We spend our meager budget on food and a few props. This film was made for less than 1,000 dollars. Anyone in the film industry will tell you that’s ridiculous. We don’t blow the budget on equipment or unnecessary expenses. We solve our problems with creativity, not cash.
How does an indie film company like RWF successfully obtain the resources it needs to keep producing?
We barely do. But I believe the model of a local film company (outside of LA or New York) sustaining itself is very possible. All of the money we make off any screening or sales goes straight back into the next movie. My hope is to build a “sustainable” film company in Arizona that is consistently producing films with moderate budgets and where all members of the company are paid a yearly salary. Something like what Robert Altman attempted with the original Lionsgate.
Considering you have another huge project on the horizon (52) how do you budget your time?
I would hardly call the 52 project on the horizon. We are in week 39 of 52, so if anything we’re out there on the horizon too. I budget our films as conservatively as I can. We raised 10k to make 52 short films; that breaks down to around 200 dollars a film. Again, that is a ridiculous amount to make films for. But we’re proving it’s possible to make quality film at a fast pace with little money. It’s all in the production, and it’s all about trying to find everything for free and only using the budget when you absolutely have to.

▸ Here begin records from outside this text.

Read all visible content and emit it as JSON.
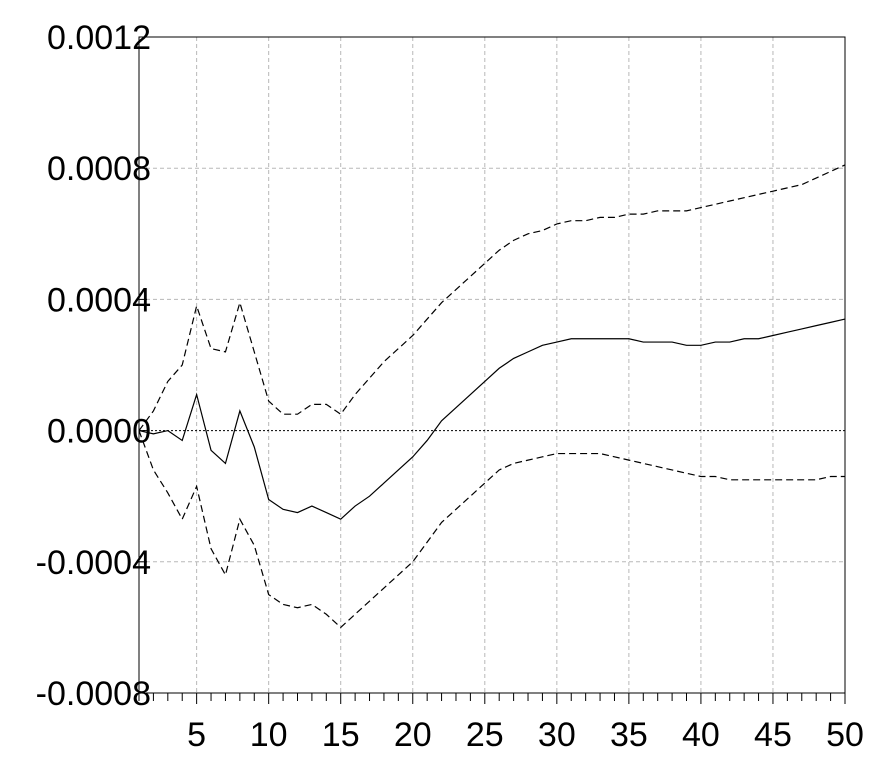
{
  "chart_data": {
    "type": "line",
    "title": "",
    "xlabel": "",
    "ylabel": "",
    "xlim": [
      1,
      50
    ],
    "ylim": [
      -0.0008,
      0.0012
    ],
    "x_ticks": [
      5,
      10,
      15,
      20,
      25,
      30,
      35,
      40,
      45,
      50
    ],
    "y_ticks": [
      -0.0008,
      -0.0004,
      0.0,
      0.0004,
      0.0008,
      0.0012
    ],
    "y_tick_labels": [
      "-0.0008",
      "-0.0004",
      "0.0000",
      "0.0004",
      "0.0008",
      "0.0012"
    ],
    "x_tick_labels": [
      "5",
      "10",
      "15",
      "20",
      "25",
      "30",
      "35",
      "40",
      "45",
      "50"
    ],
    "grid": true,
    "zero_line": true,
    "x": [
      1,
      2,
      3,
      4,
      5,
      6,
      7,
      8,
      9,
      10,
      11,
      12,
      13,
      14,
      15,
      16,
      17,
      18,
      19,
      20,
      21,
      22,
      23,
      24,
      25,
      26,
      27,
      28,
      29,
      30,
      31,
      32,
      33,
      34,
      35,
      36,
      37,
      38,
      39,
      40,
      41,
      42,
      43,
      44,
      45,
      46,
      47,
      48,
      49,
      50
    ],
    "series": [
      {
        "style": "solid",
        "values": [
          0.0,
          -1e-05,
          0.0,
          -3e-05,
          0.00011,
          -6e-05,
          -0.0001,
          6e-05,
          -5e-05,
          -0.00021,
          -0.00024,
          -0.00025,
          -0.00023,
          -0.00025,
          -0.00027,
          -0.00023,
          -0.0002,
          -0.00016,
          -0.00012,
          -8e-05,
          -3e-05,
          3e-05,
          7e-05,
          0.00011,
          0.00015,
          0.00019,
          0.00022,
          0.00024,
          0.00026,
          0.00027,
          0.00028,
          0.00028,
          0.00028,
          0.00028,
          0.00028,
          0.00027,
          0.00027,
          0.00027,
          0.00026,
          0.00026,
          0.00027,
          0.00027,
          0.00028,
          0.00028,
          0.00029,
          0.0003,
          0.00031,
          0.00032,
          0.00033,
          0.00034
        ]
      },
      {
        "style": "dashed",
        "values": [
          0.0,
          6e-05,
          0.00015,
          0.0002,
          0.00038,
          0.00025,
          0.00024,
          0.00039,
          0.00024,
          9e-05,
          5e-05,
          5e-05,
          8e-05,
          8e-05,
          5e-05,
          0.00011,
          0.00016,
          0.00021,
          0.00025,
          0.00029,
          0.00034,
          0.00039,
          0.00043,
          0.00047,
          0.00051,
          0.00055,
          0.00058,
          0.0006,
          0.00061,
          0.00063,
          0.00064,
          0.00064,
          0.00065,
          0.00065,
          0.00066,
          0.00066,
          0.00067,
          0.00067,
          0.00067,
          0.00068,
          0.00069,
          0.0007,
          0.00071,
          0.00072,
          0.00073,
          0.00074,
          0.00075,
          0.00077,
          0.00079,
          0.00081
        ]
      },
      {
        "style": "dashed",
        "values": [
          0.0,
          -0.00012,
          -0.00019,
          -0.00027,
          -0.00017,
          -0.00036,
          -0.00044,
          -0.00027,
          -0.00035,
          -0.0005,
          -0.00053,
          -0.00054,
          -0.00053,
          -0.00056,
          -0.0006,
          -0.00056,
          -0.00052,
          -0.00048,
          -0.00044,
          -0.0004,
          -0.00034,
          -0.00028,
          -0.00024,
          -0.0002,
          -0.00016,
          -0.00012,
          -0.0001,
          -9e-05,
          -8e-05,
          -7e-05,
          -7e-05,
          -7e-05,
          -7e-05,
          -8e-05,
          -9e-05,
          -0.0001,
          -0.00011,
          -0.00012,
          -0.00013,
          -0.00014,
          -0.00014,
          -0.00015,
          -0.00015,
          -0.00015,
          -0.00015,
          -0.00015,
          -0.00015,
          -0.00015,
          -0.00014,
          -0.00014
        ]
      }
    ]
  }
}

There’s speculation that more of TMWRTB might come out, like with Michael’s role, or delving more into the mysterious Jonny. Is there more to the story?
Yes, we have joked about sequels and prequels exploring some of these “men.” The short film “Escort Driver” is already a sort of prequel for Frank’s character. The cop Mike plays in “Friday Nights Alone” is cinematic kin to his character here as far as I’m concerned. But as far as an actual continuation, I want the sequels to live in the minds of the audience. However intriguing it is to explore someone like Jonny, I love the mystery (or mysteries) created by the film. I want all of our work to leave some element of mystery in the audience.
What else do you want people to know about TMWRTB?
I want people to go in with an open mind (or as much of one as they can). I really think we made an unconventional movie, at least a very different kind of heist/crime film. When the movie begins, you don’t know who these guys are, you don’t know where they are or why they are. Slowly the pieces start to come together and I think it is worth your time to see that last puzzle piece in place.
Why should people download the film?
Because I believe if people give local independent films like ours a chance they will discover that these movies are just as entertaining as anything you would see in theaters or Netflix.